You could definitely verify that claim:
1) Try to extract your credit card from your account
2) Order something to a new address without having to verify your credit card.
The second one is possible with nothing other than an Amazon order number and some human social engineering; earlier this summer I got hit with someone who gained access to my Amazon order number for an Xbox One (I assume this happened because I was recycling my physical Amazon pack-in invoices [which included the order number] without shredding them), that person chatted with an Amazon CSR and got them to send a replacement order (saying the first never came) and even convinced them to send the replacement to another address that had never been associated with my account (which was a remailer service in Oregon). Even worse, they did this twice (two replacement orders for the same item sent to the same place staggered over 2 days).
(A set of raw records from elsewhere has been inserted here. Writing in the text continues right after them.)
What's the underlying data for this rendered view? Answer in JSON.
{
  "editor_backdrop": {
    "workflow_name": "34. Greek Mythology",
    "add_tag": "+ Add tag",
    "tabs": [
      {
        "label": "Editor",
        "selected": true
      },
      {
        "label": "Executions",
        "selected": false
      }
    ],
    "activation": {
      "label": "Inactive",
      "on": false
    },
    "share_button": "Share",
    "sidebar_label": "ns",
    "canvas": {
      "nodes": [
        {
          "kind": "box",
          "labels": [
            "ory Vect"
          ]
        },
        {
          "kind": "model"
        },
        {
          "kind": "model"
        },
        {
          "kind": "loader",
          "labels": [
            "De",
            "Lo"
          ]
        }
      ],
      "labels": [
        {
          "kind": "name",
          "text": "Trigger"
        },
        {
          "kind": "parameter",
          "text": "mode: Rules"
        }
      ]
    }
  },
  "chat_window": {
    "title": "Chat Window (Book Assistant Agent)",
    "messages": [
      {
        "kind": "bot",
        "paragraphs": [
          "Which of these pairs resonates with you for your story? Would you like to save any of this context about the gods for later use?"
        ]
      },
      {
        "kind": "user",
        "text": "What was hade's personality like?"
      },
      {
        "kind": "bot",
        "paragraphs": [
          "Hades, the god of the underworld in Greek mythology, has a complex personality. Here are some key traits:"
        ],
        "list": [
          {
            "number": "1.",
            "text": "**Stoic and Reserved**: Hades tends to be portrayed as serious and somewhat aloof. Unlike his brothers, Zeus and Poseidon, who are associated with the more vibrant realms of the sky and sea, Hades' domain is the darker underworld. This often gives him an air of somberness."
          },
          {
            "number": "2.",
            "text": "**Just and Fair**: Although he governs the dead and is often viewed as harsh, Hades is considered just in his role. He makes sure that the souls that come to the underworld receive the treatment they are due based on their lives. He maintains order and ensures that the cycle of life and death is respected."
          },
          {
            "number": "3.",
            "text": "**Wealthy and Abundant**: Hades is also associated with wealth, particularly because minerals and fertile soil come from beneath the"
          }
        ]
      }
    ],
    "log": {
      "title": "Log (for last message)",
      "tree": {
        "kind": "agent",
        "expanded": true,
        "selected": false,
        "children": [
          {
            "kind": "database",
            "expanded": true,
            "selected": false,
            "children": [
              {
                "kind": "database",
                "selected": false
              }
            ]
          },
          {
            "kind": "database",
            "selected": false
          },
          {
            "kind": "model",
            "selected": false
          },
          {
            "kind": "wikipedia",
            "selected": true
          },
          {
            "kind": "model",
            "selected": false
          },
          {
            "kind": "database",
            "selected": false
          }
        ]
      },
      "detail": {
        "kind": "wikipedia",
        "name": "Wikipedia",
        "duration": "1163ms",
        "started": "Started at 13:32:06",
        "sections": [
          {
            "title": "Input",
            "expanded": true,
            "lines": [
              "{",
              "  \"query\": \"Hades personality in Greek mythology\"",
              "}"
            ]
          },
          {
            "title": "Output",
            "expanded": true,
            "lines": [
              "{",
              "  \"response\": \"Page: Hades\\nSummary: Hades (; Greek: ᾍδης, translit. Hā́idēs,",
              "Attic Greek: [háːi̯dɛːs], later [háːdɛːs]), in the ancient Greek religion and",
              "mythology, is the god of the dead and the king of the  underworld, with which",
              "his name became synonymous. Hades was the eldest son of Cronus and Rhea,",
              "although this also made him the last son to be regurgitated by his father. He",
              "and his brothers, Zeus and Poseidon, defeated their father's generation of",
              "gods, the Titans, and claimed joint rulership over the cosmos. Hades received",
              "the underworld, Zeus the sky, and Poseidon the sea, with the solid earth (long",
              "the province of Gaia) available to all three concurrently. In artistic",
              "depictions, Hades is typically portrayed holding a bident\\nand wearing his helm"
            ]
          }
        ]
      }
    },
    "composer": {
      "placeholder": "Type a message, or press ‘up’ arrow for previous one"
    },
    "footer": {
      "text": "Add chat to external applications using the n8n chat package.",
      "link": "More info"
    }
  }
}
I can imagine it would be much, much easier for such social-engineering replacement fraud to happen if someone actually had access to your account with all of its order number data in the clear.
They would be restricted to just reordering things you've already ordered in the past, but I imagine that it doesn't take too many incidents on your account (especially if they figure out you've given your password away freely to a third party) before Amazon shuts you down, with all of the pain associated with that if you're a prime/kindle/etc user.
This seems like a cool service, but there's no way in hell I'm giving anyone my Amazon password for any purpose.
I am not foolish enough to believe that my attackers are no more clever than myself. So whether I can extract my credit card from my account is not useful.
How about ordering a high-cost item from an attacker who sells on Amazon? How about AWS? How about Amazon Payments to order a service from
the attacker's site?
In order to trust you with credentials, it is necessary that you show you have thought everything through. The user needs to know that you will not leak credentials. It's a very high bar. You have simply failed to clear the bar.